Parkir Suka Suka
Saya suka kesal dan jengkel dengan pengendara kenderaan yang suka memarkirkan mobil/motornya di tempat larang parkir. Dipersimpangan jalan misalnya, orang tidak peduli dengan diparkirnya mobil membuat ruas jalan jadi sempit dan melambat bagi pengguna jalan lainnya yang melintas. Ini berimbas pada kemacetan lalulintas. Apalagi jika tiba-tiba ada mobil ambulan lewat, harus diprioritaskan jalan karena sedang membawa pasien gawat darurat.
Ada juga pengendara yang tidak bisa membaca rambu-rambu lalulintas dengan baik dan benar. Misalnya banyak pengendara yang tidak bisa membedakan rambu larangan parkir dan larangan berhenti (stop). Rambu larangan parkir ditandai dengan huruf P kapital dicat warna hitam. Huruf P ini dicoret menyilang dengan warna merah. Huruf P sendiri dimaksudkan sebagai parkir. Sementara larangan berhenti ditandai rambu lingkaran huruf S kapital berwarna hitam dicoret menyilang dengan warna merah. Huruf S sendiri dimaksudkan sebagai STOP.

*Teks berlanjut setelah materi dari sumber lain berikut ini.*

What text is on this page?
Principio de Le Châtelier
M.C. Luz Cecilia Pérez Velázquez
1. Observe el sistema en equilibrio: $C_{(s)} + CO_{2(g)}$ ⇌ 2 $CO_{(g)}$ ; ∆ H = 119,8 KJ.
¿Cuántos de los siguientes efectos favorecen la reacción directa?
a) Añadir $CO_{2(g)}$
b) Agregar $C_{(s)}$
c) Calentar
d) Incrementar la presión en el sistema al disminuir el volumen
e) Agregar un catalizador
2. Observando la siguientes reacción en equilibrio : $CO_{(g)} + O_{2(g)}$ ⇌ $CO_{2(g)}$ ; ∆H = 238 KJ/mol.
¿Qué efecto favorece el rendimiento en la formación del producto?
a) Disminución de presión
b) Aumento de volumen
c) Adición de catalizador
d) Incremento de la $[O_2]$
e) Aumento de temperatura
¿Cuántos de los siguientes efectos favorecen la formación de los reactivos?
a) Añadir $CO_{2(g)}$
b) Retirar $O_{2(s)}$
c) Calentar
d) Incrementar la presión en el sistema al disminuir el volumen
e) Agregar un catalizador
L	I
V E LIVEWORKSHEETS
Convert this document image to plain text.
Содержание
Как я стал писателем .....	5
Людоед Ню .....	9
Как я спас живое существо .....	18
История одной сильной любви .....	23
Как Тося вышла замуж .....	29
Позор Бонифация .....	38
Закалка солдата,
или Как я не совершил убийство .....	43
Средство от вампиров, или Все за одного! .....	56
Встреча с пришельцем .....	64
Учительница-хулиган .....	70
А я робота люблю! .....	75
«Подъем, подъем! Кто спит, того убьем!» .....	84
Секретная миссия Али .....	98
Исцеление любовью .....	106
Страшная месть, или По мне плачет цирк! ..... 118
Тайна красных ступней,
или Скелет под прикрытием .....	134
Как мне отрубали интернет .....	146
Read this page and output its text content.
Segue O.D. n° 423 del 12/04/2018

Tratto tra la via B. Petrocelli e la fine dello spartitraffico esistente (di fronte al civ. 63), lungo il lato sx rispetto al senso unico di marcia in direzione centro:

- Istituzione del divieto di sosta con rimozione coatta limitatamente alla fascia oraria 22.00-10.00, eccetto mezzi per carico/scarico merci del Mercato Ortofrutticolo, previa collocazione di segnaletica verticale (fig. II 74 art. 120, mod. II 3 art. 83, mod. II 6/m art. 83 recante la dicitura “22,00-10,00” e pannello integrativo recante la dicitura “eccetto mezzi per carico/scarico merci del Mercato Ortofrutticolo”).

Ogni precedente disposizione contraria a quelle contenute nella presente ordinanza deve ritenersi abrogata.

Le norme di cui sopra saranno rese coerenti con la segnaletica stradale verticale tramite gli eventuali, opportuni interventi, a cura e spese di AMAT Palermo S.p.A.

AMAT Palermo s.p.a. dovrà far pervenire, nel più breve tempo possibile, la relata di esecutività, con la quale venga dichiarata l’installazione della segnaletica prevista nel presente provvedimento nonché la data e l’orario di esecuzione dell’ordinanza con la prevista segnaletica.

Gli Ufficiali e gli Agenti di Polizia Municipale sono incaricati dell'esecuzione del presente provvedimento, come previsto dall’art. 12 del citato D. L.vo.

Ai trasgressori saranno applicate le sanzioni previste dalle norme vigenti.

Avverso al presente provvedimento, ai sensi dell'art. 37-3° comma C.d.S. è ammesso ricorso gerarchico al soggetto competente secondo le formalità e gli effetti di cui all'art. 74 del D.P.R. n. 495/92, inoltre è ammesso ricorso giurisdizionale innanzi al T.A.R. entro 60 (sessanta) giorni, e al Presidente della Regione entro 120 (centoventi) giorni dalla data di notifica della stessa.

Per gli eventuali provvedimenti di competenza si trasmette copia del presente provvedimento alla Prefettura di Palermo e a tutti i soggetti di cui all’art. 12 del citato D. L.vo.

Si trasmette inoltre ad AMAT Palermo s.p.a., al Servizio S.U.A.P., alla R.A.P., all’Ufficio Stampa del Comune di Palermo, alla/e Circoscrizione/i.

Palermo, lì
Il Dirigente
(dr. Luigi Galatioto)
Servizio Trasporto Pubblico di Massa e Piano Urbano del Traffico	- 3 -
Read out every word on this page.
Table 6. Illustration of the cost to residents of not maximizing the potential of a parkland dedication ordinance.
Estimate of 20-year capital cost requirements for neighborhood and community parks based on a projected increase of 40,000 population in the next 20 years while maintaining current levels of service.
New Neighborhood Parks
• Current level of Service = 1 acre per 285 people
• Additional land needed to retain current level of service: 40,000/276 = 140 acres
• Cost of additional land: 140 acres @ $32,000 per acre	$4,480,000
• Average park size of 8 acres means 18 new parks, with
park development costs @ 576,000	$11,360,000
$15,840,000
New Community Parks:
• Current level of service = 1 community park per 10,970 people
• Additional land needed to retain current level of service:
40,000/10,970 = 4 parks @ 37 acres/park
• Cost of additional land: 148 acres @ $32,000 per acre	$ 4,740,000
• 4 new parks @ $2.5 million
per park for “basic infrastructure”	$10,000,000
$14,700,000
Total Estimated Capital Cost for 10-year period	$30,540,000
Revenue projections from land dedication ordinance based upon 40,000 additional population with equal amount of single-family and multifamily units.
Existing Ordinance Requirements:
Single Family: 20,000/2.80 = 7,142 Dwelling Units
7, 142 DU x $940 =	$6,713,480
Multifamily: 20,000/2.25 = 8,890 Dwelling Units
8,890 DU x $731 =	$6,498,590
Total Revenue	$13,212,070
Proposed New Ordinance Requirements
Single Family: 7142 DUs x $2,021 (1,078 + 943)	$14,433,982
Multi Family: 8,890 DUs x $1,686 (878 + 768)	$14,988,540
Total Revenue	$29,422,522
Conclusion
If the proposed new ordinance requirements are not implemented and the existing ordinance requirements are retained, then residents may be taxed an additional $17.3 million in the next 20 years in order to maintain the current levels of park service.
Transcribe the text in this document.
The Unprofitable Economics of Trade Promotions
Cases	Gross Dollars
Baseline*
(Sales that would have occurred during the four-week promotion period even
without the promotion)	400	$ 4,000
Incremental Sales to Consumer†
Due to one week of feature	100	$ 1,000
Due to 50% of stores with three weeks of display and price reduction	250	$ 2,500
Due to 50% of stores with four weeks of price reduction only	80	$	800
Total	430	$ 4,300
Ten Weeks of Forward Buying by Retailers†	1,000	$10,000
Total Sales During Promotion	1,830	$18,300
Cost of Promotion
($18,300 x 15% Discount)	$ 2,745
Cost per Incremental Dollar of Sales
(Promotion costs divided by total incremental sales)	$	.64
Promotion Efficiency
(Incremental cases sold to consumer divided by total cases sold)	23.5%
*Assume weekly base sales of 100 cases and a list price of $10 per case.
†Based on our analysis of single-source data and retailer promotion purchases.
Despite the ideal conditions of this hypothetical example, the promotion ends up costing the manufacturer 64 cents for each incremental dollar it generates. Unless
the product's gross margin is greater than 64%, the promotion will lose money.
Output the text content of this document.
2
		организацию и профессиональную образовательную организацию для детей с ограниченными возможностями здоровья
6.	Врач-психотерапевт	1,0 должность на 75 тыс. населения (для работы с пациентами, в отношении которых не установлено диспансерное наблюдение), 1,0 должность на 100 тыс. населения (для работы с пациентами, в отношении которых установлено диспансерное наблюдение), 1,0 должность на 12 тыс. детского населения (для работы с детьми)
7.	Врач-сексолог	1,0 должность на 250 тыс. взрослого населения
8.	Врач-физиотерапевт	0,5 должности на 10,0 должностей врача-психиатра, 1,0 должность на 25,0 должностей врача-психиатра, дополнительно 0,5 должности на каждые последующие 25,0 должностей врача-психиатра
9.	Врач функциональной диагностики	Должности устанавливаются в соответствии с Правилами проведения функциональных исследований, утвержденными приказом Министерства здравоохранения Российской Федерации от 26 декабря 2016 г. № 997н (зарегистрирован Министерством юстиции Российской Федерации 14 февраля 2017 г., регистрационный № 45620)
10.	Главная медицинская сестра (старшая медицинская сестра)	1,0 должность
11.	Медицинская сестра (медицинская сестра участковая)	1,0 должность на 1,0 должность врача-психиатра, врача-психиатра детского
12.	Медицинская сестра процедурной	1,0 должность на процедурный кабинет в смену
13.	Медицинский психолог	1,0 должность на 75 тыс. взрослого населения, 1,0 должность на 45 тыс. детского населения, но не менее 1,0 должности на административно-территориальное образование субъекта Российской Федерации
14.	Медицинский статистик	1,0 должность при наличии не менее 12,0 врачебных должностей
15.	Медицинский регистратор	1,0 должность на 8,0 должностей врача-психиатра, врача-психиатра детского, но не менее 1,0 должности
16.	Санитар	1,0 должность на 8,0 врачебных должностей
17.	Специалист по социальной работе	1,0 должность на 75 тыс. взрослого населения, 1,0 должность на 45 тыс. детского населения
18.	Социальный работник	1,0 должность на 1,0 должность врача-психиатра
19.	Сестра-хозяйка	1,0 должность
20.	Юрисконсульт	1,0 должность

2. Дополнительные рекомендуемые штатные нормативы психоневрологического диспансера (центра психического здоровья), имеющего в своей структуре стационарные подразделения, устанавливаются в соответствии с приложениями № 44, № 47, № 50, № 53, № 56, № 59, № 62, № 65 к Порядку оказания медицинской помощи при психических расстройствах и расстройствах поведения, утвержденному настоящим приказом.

Undang-undang nomor 22 tahun 2009 tentang Lalulintas dan Angkutan Jalan disebutkan definisi parkir adalah kondisi kenderaan berhenti sementara dan ditinggalkan oleh pengendara dari kursi pengemudi. Sedangkan berhenti adalah keadaan kenderaan tidak bergerak untuk sementara waktu dan dengan pengemudi tetap berada dibangku kemudi.
Pertanyaannya adalah apakah Anda bisa membedakan kedua rambu larangan tersebut? Pada rambu larangan berhenti, jangankan untuk parkir kita tidak diperkenankan sekalipun berhenti dengan radius 15 meter atau atas petunjuk rambu lainnya.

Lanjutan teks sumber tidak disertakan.